Houses in multiple occupations, better known as HMOs are houses rented by at least three different household tenants (three different families). Increasingly, landlords are renting out their properties as HMOs as they consider this set up as a more efficient way of running their rental portfolio. For starters, they are able to collect rent from multiple tenants. The location, as well as the type of property in question, can also favour having HMOs over other types of leases.
For tenants, the can benefit from cheaper monthly payments that some HMOs offer. Other tenants who also prefer living with more people get the opportunity to do so in HMOs. In other cases, house-shares are the best options for younger renters and students. However the market for HMOs and as people rent longer, more landlords view them as viable options.
If you are a landlord and you are considering converting your property to an HMO, you need to take several steps for your endeavour to be successful. There are many HMO rules you need to follow. Chief among the things you have to overcome include meeting the legal requirements in as far as making your property conducive habitat for people.
Before You Start
You might need an HMO licence. If you will be letting to 5 or more different tenants from more than one household, your property is at least 3 storey high and the tenants share some amenities such as the bathroom, toilet, and kitchen, you have to get a licence.
It is important to note that you have to get a licence, even only some of the criteria apply to your case. Moreover, it is prudent for property owners to check with their local council about the licensing requirements. In most cases, the HMO licence last for 5 years. You also need to obtain a licence for each HMO you are running.
Aside from the initial licence, you will also need to have a valid gas safety certificate every year. Moreover, it should be sent to your council every year as well. Furthermore, you need to install smoke alarms. You should also ensure that you have safety certificates for electrical appliances for inspection when requested.
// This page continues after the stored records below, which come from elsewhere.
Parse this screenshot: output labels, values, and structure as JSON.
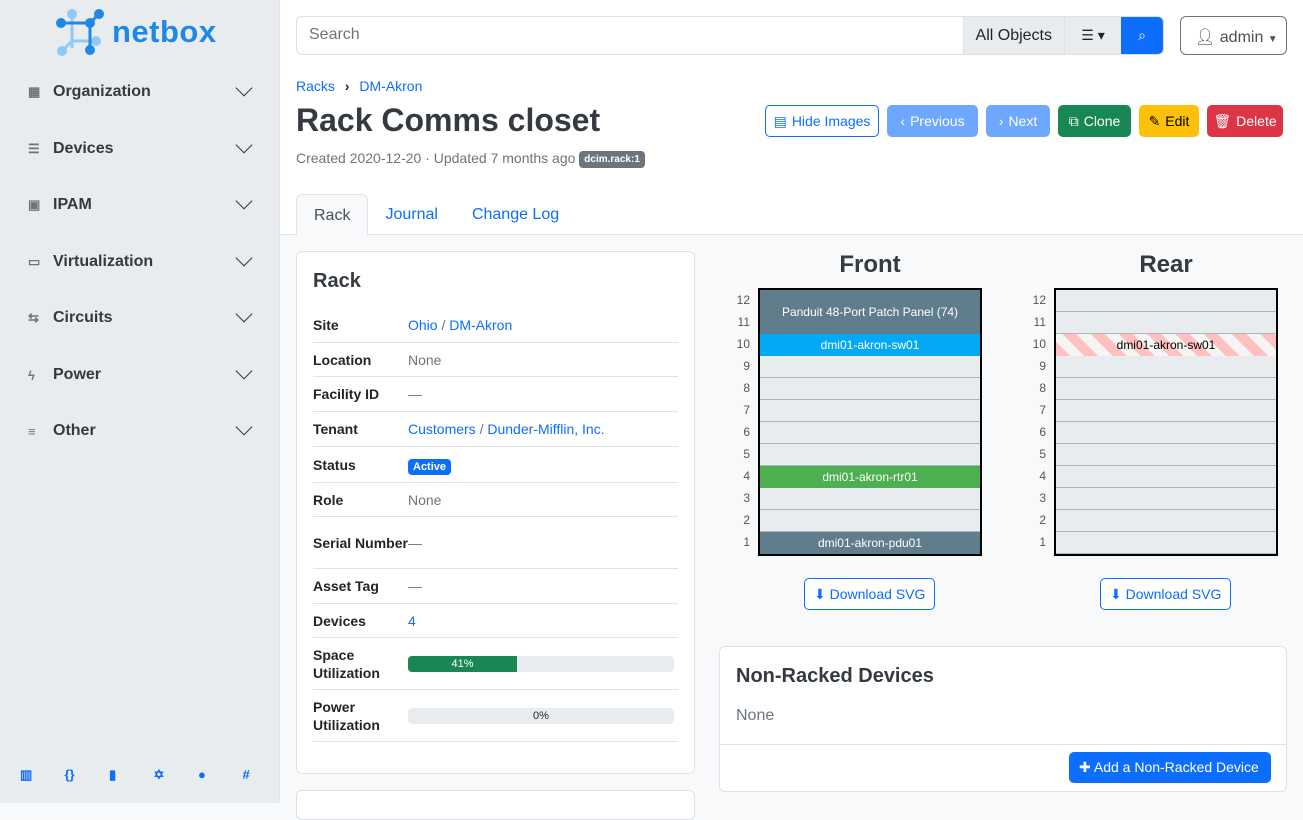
{
  "brand": {
    "name": "netbox"
  },
  "sidebar": {
    "items": [
      {
        "label": "Organization",
        "icon": "building-icon"
      },
      {
        "label": "Devices",
        "icon": "server-icon"
      },
      {
        "label": "IPAM",
        "icon": "ip-icon"
      },
      {
        "label": "Virtualization",
        "icon": "monitor-icon"
      },
      {
        "label": "Circuits",
        "icon": "circuit-icon"
      },
      {
        "label": "Power",
        "icon": "power-icon"
      },
      {
        "label": "Other",
        "icon": "other-icon"
      }
    ],
    "footer_icons": [
      "docs-icon",
      "api-icon",
      "book-icon",
      "graphql-icon",
      "github-icon",
      "slack-icon"
    ]
  },
  "search": {
    "placeholder": "Search",
    "scope": "All Objects"
  },
  "user": {
    "name": "admin"
  },
  "breadcrumb": [
    "Racks",
    "DM-Akron"
  ],
  "page": {
    "title": "Rack Comms closet",
    "meta": "Created 2020-12-20 · Updated 7 months ago",
    "badge": "dcim.rack:1"
  },
  "actions": {
    "hide_images": "Hide Images",
    "previous": "Previous",
    "next": "Next",
    "clone": "Clone",
    "edit": "Edit",
    "delete": "Delete"
  },
  "tabs": [
    "Rack",
    "Journal",
    "Change Log"
  ],
  "rack_card": {
    "title": "Rack",
    "rows": [
      {
        "k": "Site",
        "v": "Ohio",
        "v2": "DM-Akron"
      },
      {
        "k": "Location",
        "v": "None"
      },
      {
        "k": "Facility ID",
        "v": "—"
      },
      {
        "k": "Tenant",
        "v": "Customers",
        "v2": "Dunder-Mifflin, Inc."
      },
      {
        "k": "Status",
        "v": "Active"
      },
      {
        "k": "Role",
        "v": "None"
      },
      {
        "k": "Serial Number",
        "v": "—"
      },
      {
        "k": "Asset Tag",
        "v": "—"
      },
      {
        "k": "Devices",
        "v": "4"
      },
      {
        "k": "Space Utilization",
        "v": "41%",
        "percent": 41
      },
      {
        "k": "Power Utilization",
        "v": "0%",
        "percent": 0
      }
    ]
  },
  "elevation": {
    "front_title": "Front",
    "rear_title": "Rear",
    "units": [
      "12",
      "11",
      "10",
      "9",
      "8",
      "7",
      "6",
      "5",
      "4",
      "3",
      "2",
      "1"
    ],
    "front": [
      {
        "name": "Panduit 48-Port Patch Panel (74)",
        "top": 12,
        "height": 2,
        "color": "#607d8b"
      },
      {
        "name": "dmi01-akron-sw01",
        "top": 10,
        "height": 1,
        "color": "#03a9f4"
      },
      {
        "name": "dmi01-akron-rtr01",
        "top": 4,
        "height": 1,
        "color": "#4caf50"
      },
      {
        "name": "dmi01-akron-pdu01",
        "top": 1,
        "height": 1,
        "color": "#607d8b"
      }
    ],
    "rear": [
      {
        "name": "dmi01-akron-sw01",
        "top": 10,
        "height": 1
      }
    ],
    "download": "Download SVG"
  },
  "non_racked": {
    "title": "Non-Racked Devices",
    "value": "None",
    "add": "Add a Non-Racked Device"
  }
}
Beyond that, you might also need to obtain planning permission should you need to make major extensive changes to the property during the conversion step. And when carrying out such conversion, make sure you record and store applications, correspondence, and approvals for future reference.
How Practical is Converting a Property?
The first thing to do is to consider how much space your tenants are going to need. Thereafter, you need to consider the variety of furniture and appliances to provide your tenants with.
Another thing to have in mind is that within 5 years of converting your property to an HMO, your local council will visit it and conduct Safety Rating System and Housing Health risk assessments. Should unacceptable risk be noted, you will have to address them.
During the conversion process, it highly likely you will have to convert some rooms to other purposes and uses. For instance, you might convert the spare rooms to a bathroom or convert the reception to additional bedrooms. During the conversion process, you might have to move rooms to create the desired rooms.
These are the things you have to plan very carefully. Importantly, you want to hire experienced professionals to handle the technical bits of the project. Where you need planning permissions, you should obtain the permissions. For instance, converting the garage to a spare room requires one to have planning permissions.
While converting reception space for additional rooms is common, it is not always the right decision. However, should you have 2 reception rooms, you can convert one of them and leave the other to be the living space and dining area. Keep in mind tenants typically shy away from HMOs with no reception space or living room.
Other Considerations to Have in Mind
Unlike traditional rental properties, having HMO might come with a higher turnover. It is advisable, therefore, to put aside at least 2 months’ rent every year to cover the period you have empty space.
While converting your rental property to an HMO might be an effective way of running your portfolio, you need more planning, and it comes with more upkeep work.